8 June 2018
NEARLY all police forces in England and Wales are failing to adequately protect the public, say officers. A staggering 97 per cent of those surveyed said there are not enough bobbies on the beat to fulfil their traditional role as guardian.
Huge cuts in budgets and drastic reductions in officer numbers mean the public are in danger, says the Police Federation of England and Wales, which represents rank and file officers.
In a survey, 288 federation delegates were asked: “Does your force have enough police officers to keep the public safe?”
Just three per cent said numbers were adequate.
There are now 22,000 fewer bobbies on the beat than in 2010, according to federation figures.
Over the same period hundreds of millions of pounds have been sliced off budgets.
Ministers insist the 43 police forces in England and Wales have enough resources despite the surge in crime – particularly violence on the streets.

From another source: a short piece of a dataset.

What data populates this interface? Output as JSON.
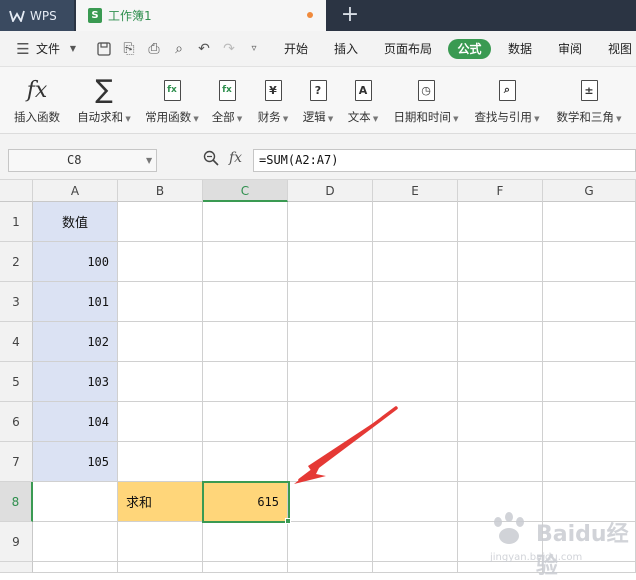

But the federation, which represents 120,000 officers from constable to chief inspector, claims a crisis is only being averted by officers working longer hours, sacrificing rest days and giving up holidays.
As a result, most say they suffer from high levels of stress, anxiety and low morale.

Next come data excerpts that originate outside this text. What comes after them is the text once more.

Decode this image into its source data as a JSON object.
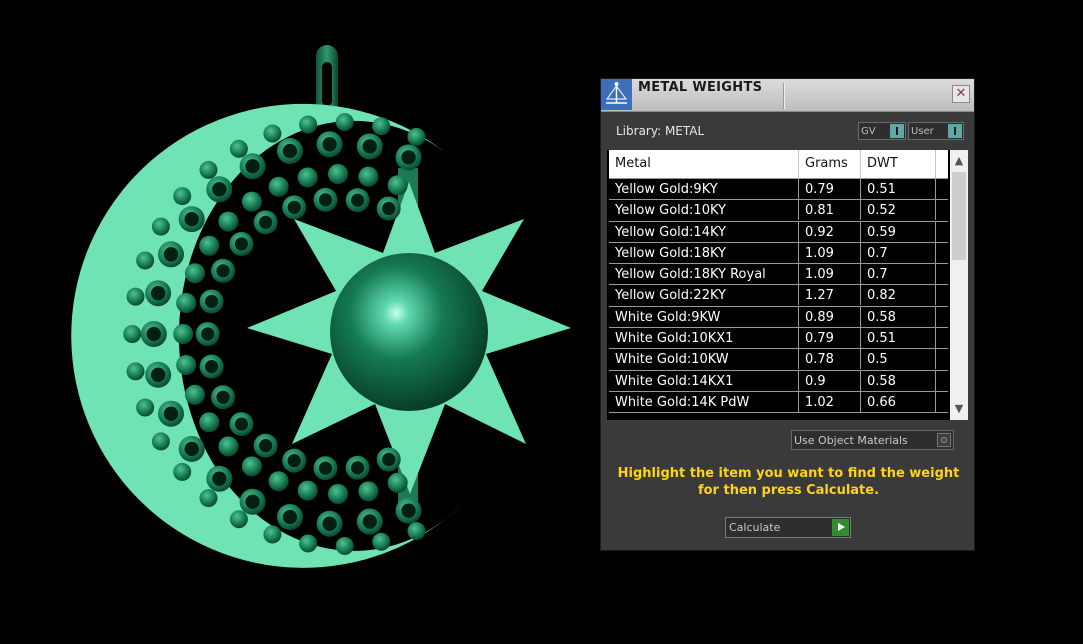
{
  "panel": {
    "title": "METAL WEIGHTS",
    "close_glyph": "✕",
    "title_icon": "balance-scale-icon",
    "library_label": "Library: METAL",
    "toggles": [
      {
        "label": "GV"
      },
      {
        "label": "User"
      }
    ],
    "table": {
      "headers": {
        "metal": "Metal",
        "grams": "Grams",
        "dwt": "DWT"
      },
      "rows": [
        {
          "metal": "Yellow Gold:9KY",
          "grams": "0.79",
          "dwt": "0.51"
        },
        {
          "metal": "Yellow Gold:10KY",
          "grams": "0.81",
          "dwt": "0.52"
        },
        {
          "metal": "Yellow Gold:14KY",
          "grams": "0.92",
          "dwt": "0.59"
        },
        {
          "metal": "Yellow Gold:18KY",
          "grams": "1.09",
          "dwt": "0.7"
        },
        {
          "metal": "Yellow Gold:18KY Royal",
          "grams": "1.09",
          "dwt": "0.7"
        },
        {
          "metal": "Yellow Gold:22KY",
          "grams": "1.27",
          "dwt": "0.82"
        },
        {
          "metal": "White Gold:9KW",
          "grams": "0.89",
          "dwt": "0.58"
        },
        {
          "metal": "White Gold:10KX1",
          "grams": "0.79",
          "dwt": "0.51"
        },
        {
          "metal": "White Gold:10KW",
          "grams": "0.78",
          "dwt": "0.5"
        },
        {
          "metal": "White Gold:14KX1",
          "grams": "0.9",
          "dwt": "0.58"
        },
        {
          "metal": "White Gold:14K PdW",
          "grams": "1.02",
          "dwt": "0.66"
        }
      ]
    },
    "use_object_materials": "Use Object Materials",
    "hint_line1": "Highlight the item you want to find the weight",
    "hint_line2": "for then press Calculate.",
    "calculate_label": "Calculate"
  },
  "colors": {
    "model": "#6fe3b4",
    "model_dark": "#0f5a3c",
    "hint": "#ffd21c",
    "toggle_on": "#5fa7a9",
    "calc_play": "#2f8f2f"
  }
}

Under such pressure, officers in the frontline are more likely to suffer from mental health issues, say experts.
In a hard-hitting speech to the Police Federation conference in Birmingham last week, chairman Calum Macleod said: “Public safety has been compromised, officer welfare has been compromised, confidence has been affected by the fact the public are not seeing police.
“They are not there, they are not visible. It is letting crime run away.”
Cuts in officer numbers have prompted some police leaders to question their ability to cope with a huge outbreak of civil disorder on the scale of the riots in the summer of 2011.
“We would be incredibly stretched and the public’s safety compromised,” said Mr Macleod.
Vice-chairman Che Donald told the conference: “With the increased demand and decreased numbers… we cannot deliver a service to adequately keep the public safe.
“Cancelled rest days, leave embargoes, single crewing, reductions in neighbourhood policing and unworkable, unsocial and unmanageable shift patterns.
“All of these are attempts to meet the current demands being placed on the service. All of them are failing and all of them impacting on the health and wellbeing of our members and our ability to protect and serve the public.”
In a speech to the conference Home Secretary Sajid Javid pledged to support officers.
He told delegates he wanted to “reset the relationship between Government and police”.
Relations between the federation and the last two Home Secretaries, Theresa May and Amber Rudd, were sometimes tense.
Mr Javid reminded the conference that his brother was a serving police officer and told delegates: “I will give you the tools, powers and the backup you need to get the job done.”
Violent crime in England and Wales is rising at an accelerating pace, according to latest police figures.
They show a 22 per cent increase in knife crime and 11 per cent rise in gun crime. Police recorded 39,598 offences involving a knife or sharp instrument in the year to December 2017, a 22 per cent increase compared with the previous year (32,468), and the highest number registered since comparable records started in 2010.